Qu’est-ce que c’est ?

Comme dit précédemment, a Game of Thrones est LA série de ce début de millénaire. Tout le monde la connaît, tout le monde en parle, même si tout le monde ne la regarde pas forcément. On y trouve un univers héroïc-fantasy exceptionnel, avec un énorme background pour renforcer l’immersion. Entre les familles qui se déchirent depuis des siècles pour pouvoir poser leurs fessiers sur un trône qui semble bien inconfortable, les créatures fantastiques… Martin nous dépeint là un monde haut en couleur, mais avec une justesse exquise. Le côté Fantasy est présent sans trop l’être (comprendre qu’on n’utilise pas la magie tous les 4 matins pour se préparer le café, ou qu’on ne voit pas des dragons voler au dessus de King’s Landing toute la journée), et c’est surtout autour des relations politiques que la saga tourne. Et du coup, ça colle parfaitement à un jeu de société ! Car oui, dans le Trône de fer : le jeu de plateau, il faudra conquérir le trône par la force, mais aussi et surtout par les alliances et les trahisons.
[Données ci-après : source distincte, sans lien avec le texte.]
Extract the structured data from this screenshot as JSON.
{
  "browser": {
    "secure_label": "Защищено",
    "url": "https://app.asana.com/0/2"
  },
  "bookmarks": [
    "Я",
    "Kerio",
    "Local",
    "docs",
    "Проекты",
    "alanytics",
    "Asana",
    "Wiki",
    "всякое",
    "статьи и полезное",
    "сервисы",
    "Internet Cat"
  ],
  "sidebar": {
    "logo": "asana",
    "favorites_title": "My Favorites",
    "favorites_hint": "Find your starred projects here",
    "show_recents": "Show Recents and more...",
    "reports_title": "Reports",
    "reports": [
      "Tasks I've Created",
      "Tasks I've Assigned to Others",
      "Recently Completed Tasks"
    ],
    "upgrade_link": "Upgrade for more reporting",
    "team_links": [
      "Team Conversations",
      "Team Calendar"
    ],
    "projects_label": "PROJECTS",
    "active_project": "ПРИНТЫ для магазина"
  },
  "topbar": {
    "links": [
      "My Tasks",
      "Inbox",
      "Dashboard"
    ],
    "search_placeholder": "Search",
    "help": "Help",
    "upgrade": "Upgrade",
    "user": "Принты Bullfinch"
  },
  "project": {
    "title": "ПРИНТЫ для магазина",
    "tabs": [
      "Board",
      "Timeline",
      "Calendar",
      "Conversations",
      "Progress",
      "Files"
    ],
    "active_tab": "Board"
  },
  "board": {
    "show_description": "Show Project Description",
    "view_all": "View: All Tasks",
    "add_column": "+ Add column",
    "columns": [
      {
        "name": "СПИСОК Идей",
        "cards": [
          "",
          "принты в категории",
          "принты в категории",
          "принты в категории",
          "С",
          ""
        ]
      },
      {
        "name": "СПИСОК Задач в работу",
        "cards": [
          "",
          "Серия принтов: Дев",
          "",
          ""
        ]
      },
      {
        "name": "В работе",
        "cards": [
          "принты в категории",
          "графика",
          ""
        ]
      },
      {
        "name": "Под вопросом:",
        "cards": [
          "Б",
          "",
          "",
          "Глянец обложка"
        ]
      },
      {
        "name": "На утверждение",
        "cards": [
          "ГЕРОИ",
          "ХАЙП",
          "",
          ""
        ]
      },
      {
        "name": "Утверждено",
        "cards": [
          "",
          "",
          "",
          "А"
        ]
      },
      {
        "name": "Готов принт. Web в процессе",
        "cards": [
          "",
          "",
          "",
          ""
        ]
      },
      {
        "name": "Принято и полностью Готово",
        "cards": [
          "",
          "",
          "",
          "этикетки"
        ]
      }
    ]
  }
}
Dans ce jeu, chaque joueur va prendre en main une des maisons principales de Westeros, à savoir les Stark, les Lannister, les Greyjoy, les Barathéon, les Martell et les Tyrell (pas de Targaryen malheureusement :'( ), et va essayer de placer sa famille à la tête des 7 Couronnes. On a donc à faire à un jeu de type « Risk » (notez les guillemets), où on va devoir déplacer ses armées afin d’asseoir son emprise sur les différentes régions qui composent Westeros.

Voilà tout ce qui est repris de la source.